One more question - an untapped audience.

John Colvin john.loughran.colvin at gmail.com
Thu Feb 20 02:48:43 PST 2014


On Tuesday, 18 February 2014 at 06:39:51 UTC, Marco Leise wrote:
> Am Mon, 10 Feb 2014 18:11:37 +0000
> schrieb "Steve Teale" <steve.teale at britseyeview.com>:
>
>> What can be done to capture the attention of young people in 
>> the developing world?
>> 
>> Probably the most effective thing would be if it were possible 
>> to edit, compile, and run D programs on a cheap Android ARM 
>> phone.
>> 
>> Is this within the bounds of possibility?
>> 
>> There are millions of unemployed, bored, restless, and 
>> ambitious young men out there, who have saved their all to buy 
>> a cheap smartphone.
>> 
>> Any other ideas?
>> 
>> Steve
>
> How did you get started?
>
> My first language had these properties:
>
> - it was pre-installed on my PC
> - it was powering a game I played
> - it was dead simple with good error detection
> - I/O, audio, graphics was part of the language
>
> It was QBasic on MS-DOS. Later with Windows 3.1 I switched to
> Delphi. The feature set and my usage patterns grew:
>
> - the basic DOS graphics got replaced with window backdrops
>   and "bitmap buttons", sound was provided with
>   SndPlaySound("some.wav").
> - The internet became a new I/O source and I queried a forum
>   for new posts, a server for new Counter-Strike maps etc.
>
> During this transition me and a friend from school tried stuff
> for fun, like exchanging disks with encoded messages that
> could be opened with our "secret network" software, for which
> we split up the work. The motivation was still much about
> making it look and sound cool and surpassing each other with
> fancy ideas and proving that they could be implemented.
>
> I only came to D after I switched to Linux and dropped Delphi.
> By that time I wrote server code in Delphi and Java
> professionally and fancy graphics was no longer a priority.
>
> I don't think D fills the QBasic niche quite so well and to be
> in the Delphi spot requires a much more ready to use
> environment with everything included.
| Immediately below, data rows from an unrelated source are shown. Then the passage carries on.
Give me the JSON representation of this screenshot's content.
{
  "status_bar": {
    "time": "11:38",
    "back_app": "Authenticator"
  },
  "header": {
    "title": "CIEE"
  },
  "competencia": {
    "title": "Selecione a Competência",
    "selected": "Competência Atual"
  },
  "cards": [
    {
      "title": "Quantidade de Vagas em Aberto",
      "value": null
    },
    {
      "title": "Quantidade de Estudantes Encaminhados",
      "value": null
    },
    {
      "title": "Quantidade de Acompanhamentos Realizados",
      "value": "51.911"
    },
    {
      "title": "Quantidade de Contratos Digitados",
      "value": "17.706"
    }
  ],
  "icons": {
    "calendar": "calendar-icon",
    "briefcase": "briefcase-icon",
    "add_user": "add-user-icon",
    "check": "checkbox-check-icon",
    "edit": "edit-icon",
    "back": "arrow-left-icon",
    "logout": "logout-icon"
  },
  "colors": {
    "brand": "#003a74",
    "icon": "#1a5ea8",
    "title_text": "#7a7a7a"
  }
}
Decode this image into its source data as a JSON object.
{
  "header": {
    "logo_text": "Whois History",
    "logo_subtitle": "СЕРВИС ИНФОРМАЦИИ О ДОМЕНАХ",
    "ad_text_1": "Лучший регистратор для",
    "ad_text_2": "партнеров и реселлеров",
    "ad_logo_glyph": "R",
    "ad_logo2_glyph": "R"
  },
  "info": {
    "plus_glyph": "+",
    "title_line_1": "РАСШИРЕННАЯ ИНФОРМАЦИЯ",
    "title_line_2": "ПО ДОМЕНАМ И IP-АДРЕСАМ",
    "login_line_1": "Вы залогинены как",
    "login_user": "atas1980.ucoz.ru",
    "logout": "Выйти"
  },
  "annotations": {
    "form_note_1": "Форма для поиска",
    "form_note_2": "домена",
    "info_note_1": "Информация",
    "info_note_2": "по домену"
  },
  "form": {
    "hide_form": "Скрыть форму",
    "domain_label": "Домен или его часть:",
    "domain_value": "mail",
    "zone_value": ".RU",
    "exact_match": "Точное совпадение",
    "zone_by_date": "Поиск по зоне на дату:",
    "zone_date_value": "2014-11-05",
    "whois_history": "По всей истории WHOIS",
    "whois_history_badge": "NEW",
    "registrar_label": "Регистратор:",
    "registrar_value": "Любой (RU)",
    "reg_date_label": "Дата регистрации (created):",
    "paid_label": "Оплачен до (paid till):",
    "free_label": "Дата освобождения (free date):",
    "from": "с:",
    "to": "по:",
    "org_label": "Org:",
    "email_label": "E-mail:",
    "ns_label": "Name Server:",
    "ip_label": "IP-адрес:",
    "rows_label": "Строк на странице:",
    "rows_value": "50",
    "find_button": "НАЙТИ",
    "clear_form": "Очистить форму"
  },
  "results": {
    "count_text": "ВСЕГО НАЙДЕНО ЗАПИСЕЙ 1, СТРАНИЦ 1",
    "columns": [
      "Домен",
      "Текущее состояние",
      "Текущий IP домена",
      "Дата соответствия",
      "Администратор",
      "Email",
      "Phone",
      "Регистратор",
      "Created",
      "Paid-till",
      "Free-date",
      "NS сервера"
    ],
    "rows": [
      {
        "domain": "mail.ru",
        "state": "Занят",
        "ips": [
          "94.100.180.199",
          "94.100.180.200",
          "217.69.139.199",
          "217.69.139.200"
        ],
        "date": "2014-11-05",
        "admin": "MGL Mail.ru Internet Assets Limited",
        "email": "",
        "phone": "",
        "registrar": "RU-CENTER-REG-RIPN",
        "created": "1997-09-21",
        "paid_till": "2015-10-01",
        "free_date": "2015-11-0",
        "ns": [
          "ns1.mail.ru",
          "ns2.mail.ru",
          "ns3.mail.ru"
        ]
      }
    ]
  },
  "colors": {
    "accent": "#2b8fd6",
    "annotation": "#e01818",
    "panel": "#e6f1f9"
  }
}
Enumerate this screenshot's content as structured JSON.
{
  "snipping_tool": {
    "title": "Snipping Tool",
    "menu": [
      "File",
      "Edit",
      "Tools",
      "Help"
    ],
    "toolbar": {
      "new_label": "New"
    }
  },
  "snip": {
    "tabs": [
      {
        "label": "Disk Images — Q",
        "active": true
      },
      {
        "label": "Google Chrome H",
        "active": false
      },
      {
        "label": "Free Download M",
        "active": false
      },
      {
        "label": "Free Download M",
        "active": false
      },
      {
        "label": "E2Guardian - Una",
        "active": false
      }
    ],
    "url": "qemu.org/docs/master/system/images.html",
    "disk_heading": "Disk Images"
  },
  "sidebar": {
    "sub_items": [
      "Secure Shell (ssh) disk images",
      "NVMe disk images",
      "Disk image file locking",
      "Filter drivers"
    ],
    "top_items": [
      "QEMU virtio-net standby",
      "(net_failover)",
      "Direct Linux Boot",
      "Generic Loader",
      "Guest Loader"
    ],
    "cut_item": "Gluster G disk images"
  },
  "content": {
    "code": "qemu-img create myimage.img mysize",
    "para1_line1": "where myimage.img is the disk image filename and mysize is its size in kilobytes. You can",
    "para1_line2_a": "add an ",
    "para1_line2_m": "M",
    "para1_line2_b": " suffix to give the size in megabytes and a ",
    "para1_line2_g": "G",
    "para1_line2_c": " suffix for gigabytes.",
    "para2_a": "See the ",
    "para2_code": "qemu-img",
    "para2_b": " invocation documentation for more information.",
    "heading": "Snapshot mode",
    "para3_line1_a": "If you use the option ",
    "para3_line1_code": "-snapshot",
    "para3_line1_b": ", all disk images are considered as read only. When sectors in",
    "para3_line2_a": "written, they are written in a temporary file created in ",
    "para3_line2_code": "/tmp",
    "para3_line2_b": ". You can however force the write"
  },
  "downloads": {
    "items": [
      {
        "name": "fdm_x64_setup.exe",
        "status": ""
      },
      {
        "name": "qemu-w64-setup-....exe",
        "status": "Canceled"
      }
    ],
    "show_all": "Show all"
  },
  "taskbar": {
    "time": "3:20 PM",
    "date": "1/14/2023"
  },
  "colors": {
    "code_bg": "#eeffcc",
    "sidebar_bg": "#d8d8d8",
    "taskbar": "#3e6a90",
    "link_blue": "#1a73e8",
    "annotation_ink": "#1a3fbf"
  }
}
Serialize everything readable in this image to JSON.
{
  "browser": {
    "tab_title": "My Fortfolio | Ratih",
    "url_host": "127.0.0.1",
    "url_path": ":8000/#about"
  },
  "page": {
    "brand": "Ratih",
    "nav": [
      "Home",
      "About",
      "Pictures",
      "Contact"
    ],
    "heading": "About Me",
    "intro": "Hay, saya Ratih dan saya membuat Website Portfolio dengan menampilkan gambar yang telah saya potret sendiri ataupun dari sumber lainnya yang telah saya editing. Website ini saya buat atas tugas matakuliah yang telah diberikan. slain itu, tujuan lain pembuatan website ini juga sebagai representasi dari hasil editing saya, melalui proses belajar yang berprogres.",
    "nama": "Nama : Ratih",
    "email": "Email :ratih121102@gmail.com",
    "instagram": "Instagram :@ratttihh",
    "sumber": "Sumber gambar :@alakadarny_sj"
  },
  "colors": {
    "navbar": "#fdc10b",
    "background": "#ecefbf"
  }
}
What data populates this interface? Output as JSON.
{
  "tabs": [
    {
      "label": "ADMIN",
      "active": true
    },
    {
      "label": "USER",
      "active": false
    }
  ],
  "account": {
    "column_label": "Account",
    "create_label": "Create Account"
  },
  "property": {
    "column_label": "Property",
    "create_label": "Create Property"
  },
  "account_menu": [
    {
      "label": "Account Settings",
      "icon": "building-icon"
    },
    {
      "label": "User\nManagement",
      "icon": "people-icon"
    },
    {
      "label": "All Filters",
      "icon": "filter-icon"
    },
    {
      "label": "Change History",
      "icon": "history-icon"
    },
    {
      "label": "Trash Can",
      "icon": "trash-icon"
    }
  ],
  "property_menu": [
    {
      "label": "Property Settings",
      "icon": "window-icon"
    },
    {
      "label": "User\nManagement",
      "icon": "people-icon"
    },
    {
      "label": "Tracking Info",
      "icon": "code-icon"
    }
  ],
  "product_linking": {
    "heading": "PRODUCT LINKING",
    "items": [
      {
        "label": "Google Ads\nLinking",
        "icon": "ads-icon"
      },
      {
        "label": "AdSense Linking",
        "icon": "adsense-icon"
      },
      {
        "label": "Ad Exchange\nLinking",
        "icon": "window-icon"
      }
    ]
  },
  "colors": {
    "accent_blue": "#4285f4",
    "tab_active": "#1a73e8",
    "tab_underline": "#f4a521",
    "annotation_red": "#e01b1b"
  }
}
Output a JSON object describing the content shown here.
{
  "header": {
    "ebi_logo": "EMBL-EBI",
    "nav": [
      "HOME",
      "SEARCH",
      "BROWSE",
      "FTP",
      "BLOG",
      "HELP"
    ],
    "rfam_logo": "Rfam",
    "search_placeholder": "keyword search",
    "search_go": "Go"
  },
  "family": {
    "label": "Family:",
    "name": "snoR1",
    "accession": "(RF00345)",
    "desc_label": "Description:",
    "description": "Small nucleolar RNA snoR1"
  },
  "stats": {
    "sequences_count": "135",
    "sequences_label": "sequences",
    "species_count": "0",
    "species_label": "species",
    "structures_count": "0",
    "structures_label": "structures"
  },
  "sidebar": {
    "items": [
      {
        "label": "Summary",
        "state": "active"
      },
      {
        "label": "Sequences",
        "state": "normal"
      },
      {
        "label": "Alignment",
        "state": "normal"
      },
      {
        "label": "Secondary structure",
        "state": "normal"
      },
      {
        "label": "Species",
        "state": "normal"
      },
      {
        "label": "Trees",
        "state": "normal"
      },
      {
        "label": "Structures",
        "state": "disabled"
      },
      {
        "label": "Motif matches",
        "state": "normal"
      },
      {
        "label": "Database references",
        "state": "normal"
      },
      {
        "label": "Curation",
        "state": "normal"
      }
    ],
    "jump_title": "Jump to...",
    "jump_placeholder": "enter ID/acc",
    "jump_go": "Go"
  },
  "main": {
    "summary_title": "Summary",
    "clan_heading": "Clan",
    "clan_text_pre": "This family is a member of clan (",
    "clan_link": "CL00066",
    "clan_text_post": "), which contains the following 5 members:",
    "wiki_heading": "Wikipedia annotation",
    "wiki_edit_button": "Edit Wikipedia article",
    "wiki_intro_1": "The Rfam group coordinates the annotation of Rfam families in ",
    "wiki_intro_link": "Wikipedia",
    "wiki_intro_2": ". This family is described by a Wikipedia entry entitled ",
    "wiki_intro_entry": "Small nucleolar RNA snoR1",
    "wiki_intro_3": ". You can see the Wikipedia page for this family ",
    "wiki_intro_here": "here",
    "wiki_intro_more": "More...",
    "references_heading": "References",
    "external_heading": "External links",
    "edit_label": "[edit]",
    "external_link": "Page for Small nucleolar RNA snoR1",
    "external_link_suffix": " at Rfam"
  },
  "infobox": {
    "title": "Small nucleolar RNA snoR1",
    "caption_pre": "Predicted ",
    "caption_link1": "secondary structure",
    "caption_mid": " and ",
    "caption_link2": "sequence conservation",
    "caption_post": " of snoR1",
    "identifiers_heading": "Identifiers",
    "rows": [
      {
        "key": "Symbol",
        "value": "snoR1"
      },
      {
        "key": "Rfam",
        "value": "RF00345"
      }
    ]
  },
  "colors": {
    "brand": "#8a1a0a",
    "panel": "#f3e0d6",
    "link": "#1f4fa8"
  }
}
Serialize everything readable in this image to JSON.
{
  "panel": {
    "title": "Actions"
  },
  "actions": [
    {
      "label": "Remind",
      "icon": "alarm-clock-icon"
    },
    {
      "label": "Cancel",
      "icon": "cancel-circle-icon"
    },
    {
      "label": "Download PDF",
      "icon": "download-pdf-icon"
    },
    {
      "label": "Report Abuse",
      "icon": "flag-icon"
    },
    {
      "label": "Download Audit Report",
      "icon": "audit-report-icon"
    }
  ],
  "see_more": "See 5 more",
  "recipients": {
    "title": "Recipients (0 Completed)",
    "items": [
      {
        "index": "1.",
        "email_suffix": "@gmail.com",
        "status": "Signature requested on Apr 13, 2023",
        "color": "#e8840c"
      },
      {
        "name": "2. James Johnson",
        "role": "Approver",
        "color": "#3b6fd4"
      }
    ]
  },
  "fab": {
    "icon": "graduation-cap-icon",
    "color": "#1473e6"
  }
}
And by that I mean
> VisualBasic/C#/Delphi like IDE with accessible help, GUI
> builder, graphics and sound. (Which is much easier if your
> only target is Win32 :p)

Is there any good data on how programmers started out?

My experience was very different: I bought K&R, read it cover to 
cover while trying out the examples, then tried to write a math 
library, only tools involved: gedit and gcc.